Há uma quarta mulher importantíssima na trama, Madame Huchon (interpretada pela ótima veterana atriz e diretora Josiane Balasko), que é também uma força da natureza.

Fascinantemente, há na trama um garoto aí de uns meros 14 anos, e duas crianças, um menino de uns 6 e uma menina de uns 10, todos eles com participação importante, fundamental na história – algo que não é comum, de forma alguma. Na imensa maioria das vezes, as crianças aparecem como bibelôs, enfeites; aqui, não – esses três são protagonistas da história.

Quatro mulheres fortes, fortíssimas. Três menores de idade de grande importância na história.

Os homens são quase coadjuvantes, apenas.

Na grande tragédia que realmente existiu, e a partir da qual todos os personagens e situações da minissérie foram criados, os homens tiveram um papel vergonhoso.

Os homens fizeram tudo para fugir o mais rapidamente possível – e conseguiram escapar, deixando as mulheres para trás. Como já foi dito, e a minissérie repete algumas vezes, quase todas as vítimas fatais do incêndio do Bazar da Caridade foram mulheres.

Quase todas as vítimas eram mulheres – e ricas

Isso é mostrado para o espectador logo de cara, assim que começa o primeiro dos oito episódios da minissérie. “Esta ficção é inspirada em fatos reais”, diz o primeiro letreiro. E explica, relata, situa o espectador:

“Paris, primavera de 1897. Todos vão ao Bazar da Caridade, lugar de venda de objetos para ajudar os necessitados. Em menos de 30 minutos, o edifício de madeira é destruído pelo fogo, prendendo dentro dele os visitantes. O resultado é trágico, mais de 120 mortos e centenas de feridos. Quase apenas mulheres.”

Jamais tinha ouvido falar nessa tragédia. Tudo bem, há muita tragédia na História – mas 126 mortos e centenas de feridos, num incêndio num local nobre de Paris… Meu Deus!

Está na Wikipedia em Português: “O Bazar de la Charité (Bazar de Caridade) era um evento organizado anualmente pela aristocracia católica francesa.
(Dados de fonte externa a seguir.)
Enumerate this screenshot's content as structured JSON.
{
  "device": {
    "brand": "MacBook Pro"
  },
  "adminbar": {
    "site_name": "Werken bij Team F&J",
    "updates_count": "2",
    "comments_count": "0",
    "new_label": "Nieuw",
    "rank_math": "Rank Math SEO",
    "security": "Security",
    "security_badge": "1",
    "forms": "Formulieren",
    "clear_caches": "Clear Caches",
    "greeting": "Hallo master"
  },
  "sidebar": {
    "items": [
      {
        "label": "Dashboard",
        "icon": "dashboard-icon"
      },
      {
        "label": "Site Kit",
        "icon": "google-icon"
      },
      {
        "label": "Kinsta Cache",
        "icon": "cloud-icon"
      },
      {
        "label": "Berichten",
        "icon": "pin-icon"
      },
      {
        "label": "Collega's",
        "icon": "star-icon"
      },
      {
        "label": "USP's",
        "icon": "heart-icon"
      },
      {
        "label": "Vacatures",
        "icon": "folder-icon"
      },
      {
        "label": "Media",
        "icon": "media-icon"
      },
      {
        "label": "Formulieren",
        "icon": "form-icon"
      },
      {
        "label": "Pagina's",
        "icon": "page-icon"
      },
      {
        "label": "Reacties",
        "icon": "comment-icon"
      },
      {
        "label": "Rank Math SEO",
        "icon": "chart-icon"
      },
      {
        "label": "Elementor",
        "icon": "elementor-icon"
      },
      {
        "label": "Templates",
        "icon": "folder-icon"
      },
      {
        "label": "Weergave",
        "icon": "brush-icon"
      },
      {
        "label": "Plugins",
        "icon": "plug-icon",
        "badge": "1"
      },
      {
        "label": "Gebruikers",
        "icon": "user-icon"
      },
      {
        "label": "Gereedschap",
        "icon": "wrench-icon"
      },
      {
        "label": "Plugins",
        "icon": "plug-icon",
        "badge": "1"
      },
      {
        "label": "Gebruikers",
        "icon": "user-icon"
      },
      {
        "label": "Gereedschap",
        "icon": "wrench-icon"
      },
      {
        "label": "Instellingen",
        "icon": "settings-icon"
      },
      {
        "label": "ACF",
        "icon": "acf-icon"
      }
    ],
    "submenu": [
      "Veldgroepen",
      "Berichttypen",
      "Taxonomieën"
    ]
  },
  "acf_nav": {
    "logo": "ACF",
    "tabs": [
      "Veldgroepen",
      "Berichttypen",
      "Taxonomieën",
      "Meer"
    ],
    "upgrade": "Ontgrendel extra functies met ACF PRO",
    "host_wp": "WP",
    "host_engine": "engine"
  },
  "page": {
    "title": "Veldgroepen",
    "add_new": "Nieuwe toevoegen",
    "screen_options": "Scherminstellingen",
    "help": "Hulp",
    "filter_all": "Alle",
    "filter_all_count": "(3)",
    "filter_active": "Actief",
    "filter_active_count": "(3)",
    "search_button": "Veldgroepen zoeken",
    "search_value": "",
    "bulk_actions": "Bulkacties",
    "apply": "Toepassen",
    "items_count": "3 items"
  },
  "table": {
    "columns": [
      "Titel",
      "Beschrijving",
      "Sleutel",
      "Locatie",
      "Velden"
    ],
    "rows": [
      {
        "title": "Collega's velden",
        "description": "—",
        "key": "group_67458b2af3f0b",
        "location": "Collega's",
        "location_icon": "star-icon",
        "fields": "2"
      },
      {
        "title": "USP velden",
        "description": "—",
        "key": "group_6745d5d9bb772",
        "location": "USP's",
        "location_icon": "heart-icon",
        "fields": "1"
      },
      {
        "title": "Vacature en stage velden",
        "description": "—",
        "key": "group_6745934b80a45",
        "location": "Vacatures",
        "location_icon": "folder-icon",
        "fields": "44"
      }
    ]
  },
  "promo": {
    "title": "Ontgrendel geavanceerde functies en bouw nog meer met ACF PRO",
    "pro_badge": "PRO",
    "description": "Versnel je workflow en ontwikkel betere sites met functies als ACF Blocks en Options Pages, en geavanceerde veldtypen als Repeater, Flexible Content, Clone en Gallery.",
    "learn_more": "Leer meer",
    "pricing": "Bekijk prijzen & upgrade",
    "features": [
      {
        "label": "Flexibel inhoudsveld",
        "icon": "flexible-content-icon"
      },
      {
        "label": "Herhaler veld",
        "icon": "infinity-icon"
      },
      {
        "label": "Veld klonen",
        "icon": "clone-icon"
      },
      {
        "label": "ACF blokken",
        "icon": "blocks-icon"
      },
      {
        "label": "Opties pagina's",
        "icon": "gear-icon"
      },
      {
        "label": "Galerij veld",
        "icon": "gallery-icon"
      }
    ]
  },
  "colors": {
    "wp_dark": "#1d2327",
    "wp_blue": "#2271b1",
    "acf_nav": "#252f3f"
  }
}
Fundado em 1885 por Harry Blount e presidido pelo barão Armand de Mackau, o bazar tinha como objetivo a venda de lingeries, bijuterias e diversos outros itens em benefício dos pobres. Com sede em Paris, foi destruído por um grave incêndio em 4 de maio de 1897, causando 129 mortes – a maioria das quais eram mulheres da alta sociedade parisiense.”

Pequena, mínima discrepância: a série fala em 126 mortes, a Wikipedia hoje fala em 129.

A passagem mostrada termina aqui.